Continental Future Earnings Per Share Growth
Risks
What could happen that would invalidate this narrative?- Continued and significant negative impact from foreign exchange (FX) headwinds and tariffs, particularly in segments like Tires, resulted in low-to-mid three-digit million euro hits to profitability, and management expects similar FX rates and exposure in the second half-posing ongoing risks to group revenues and net margins.
- Flat to declining sales volumes in core businesses (Automotive, Tires, ContiTech) amid muted or weak macroeconomic environments in Europe and industry sectors, with only slight signs of improvement and uncertainty in volume recovery; this threatens long-term revenue growth prospects.
- Large one-off and recurring restructuring, separation, and spin-off costs (e.g., the Automotive spin-off, asset divestitures) are weighing heavily on free cash flow and may continue throughout 2025, limiting available cash for reinvestment and potentially compressing net margins and earnings.

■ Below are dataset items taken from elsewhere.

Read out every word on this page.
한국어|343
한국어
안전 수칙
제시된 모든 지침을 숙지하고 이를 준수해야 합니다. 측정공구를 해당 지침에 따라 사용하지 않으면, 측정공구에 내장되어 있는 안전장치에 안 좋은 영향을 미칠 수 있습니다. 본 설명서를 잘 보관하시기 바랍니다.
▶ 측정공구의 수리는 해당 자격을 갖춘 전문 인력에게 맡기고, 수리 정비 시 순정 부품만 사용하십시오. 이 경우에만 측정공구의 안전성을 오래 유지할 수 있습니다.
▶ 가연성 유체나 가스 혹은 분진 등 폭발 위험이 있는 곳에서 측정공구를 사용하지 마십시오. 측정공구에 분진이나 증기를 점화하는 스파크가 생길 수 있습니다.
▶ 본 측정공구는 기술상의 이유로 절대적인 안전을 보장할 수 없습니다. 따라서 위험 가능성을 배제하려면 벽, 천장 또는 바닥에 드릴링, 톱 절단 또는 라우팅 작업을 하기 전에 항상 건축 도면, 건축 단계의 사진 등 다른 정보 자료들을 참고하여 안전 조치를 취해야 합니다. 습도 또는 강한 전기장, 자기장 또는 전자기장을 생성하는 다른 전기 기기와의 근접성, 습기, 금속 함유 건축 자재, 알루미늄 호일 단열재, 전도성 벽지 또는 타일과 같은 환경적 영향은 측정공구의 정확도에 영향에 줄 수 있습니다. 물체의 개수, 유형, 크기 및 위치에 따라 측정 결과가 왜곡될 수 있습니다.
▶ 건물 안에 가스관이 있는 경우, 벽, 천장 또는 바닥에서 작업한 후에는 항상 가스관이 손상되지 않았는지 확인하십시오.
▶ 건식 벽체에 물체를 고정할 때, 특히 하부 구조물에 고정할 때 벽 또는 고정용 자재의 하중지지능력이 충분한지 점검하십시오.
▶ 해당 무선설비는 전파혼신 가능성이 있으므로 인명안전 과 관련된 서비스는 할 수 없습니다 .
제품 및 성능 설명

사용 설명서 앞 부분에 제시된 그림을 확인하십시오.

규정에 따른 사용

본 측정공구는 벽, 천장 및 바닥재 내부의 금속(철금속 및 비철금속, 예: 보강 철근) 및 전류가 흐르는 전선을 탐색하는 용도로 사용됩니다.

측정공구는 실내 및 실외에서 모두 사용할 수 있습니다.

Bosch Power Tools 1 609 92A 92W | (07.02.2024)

- Difficulty maintaining or expanding margin guidance in the Automotive segment due to lingering market instability, tough comps vs. prior years, ongoing commercial and operational restructuring, and risk that cost reductions may not keep pace with market pressure on pricing, thereby impacting profitability and earnings stability in future years.
- Legal disputes and warranty cases, such as the emerging lawsuit with BMW related to key product lines (e.g., MK C2 brake systems), introduce contingent liabilities, unpredictable legal expenses, and reputational risks that could negatively affect future net income or revenue sustainability.
Valuation
How have all the factors above been brought together to estimate a fair value?- The analysts have a consensus price target of €82.837 for Continental based on their expectations of its future earnings growth, profit margins and other risk factors. However, there is a degree of disagreement amongst analysts, with the most bullish reporting a price target of €100.0, and the most bearish reporting a price target of just €66.0.
- In order for you to agree with the analyst's consensus, you'd need to believe that by 2028, revenues will be €41.4 billion, earnings will come to €2.1 billion, and it would be trading on a PE ratio of 9.8x, assuming you use a discount rate of 6.8%.
- Given the current share price of €73.2, the analyst price target of €82.84 is 11.6% higher.
- We always encourage you to reach your own conclusions though. So sense check these analyst numbers against your own assumptions and expectations based on your understanding of the business and what you believe is probable.
How well do narratives help inform your perspective?
Disclaimer
AnalystConsensusTarget is a tool utilizing a Large Language Model (LLM) that ingests data on consensus price targets, forecasted revenue and earnings figures, as well as the transcripts of earnings calls to produce qualitative analysis. The narratives produced by AnalystConsensusTarget are general in nature and are based solely on analyst data and publicly-available material published by the respective companies. These scenarios are not indicative of the company's future performance and are exploratory in nature. Simply Wall St has no position in the company(s) mentioned. Simply Wall St may provide the securities issuer or related entities with website advertising services for a fee, on an arm's length basis. These relationships have no impact on the way we conduct our business, the content we host, or how our content is served to users. The price targets and estimates used are consensus data, and do not constitute a recommendation to buy or sell any stock, and they do not take account of your objectives, or your financial situation. Note that AnalystConsensusTarget's analysis may not factor in the latest price-sensitive company announcements or qualitative material.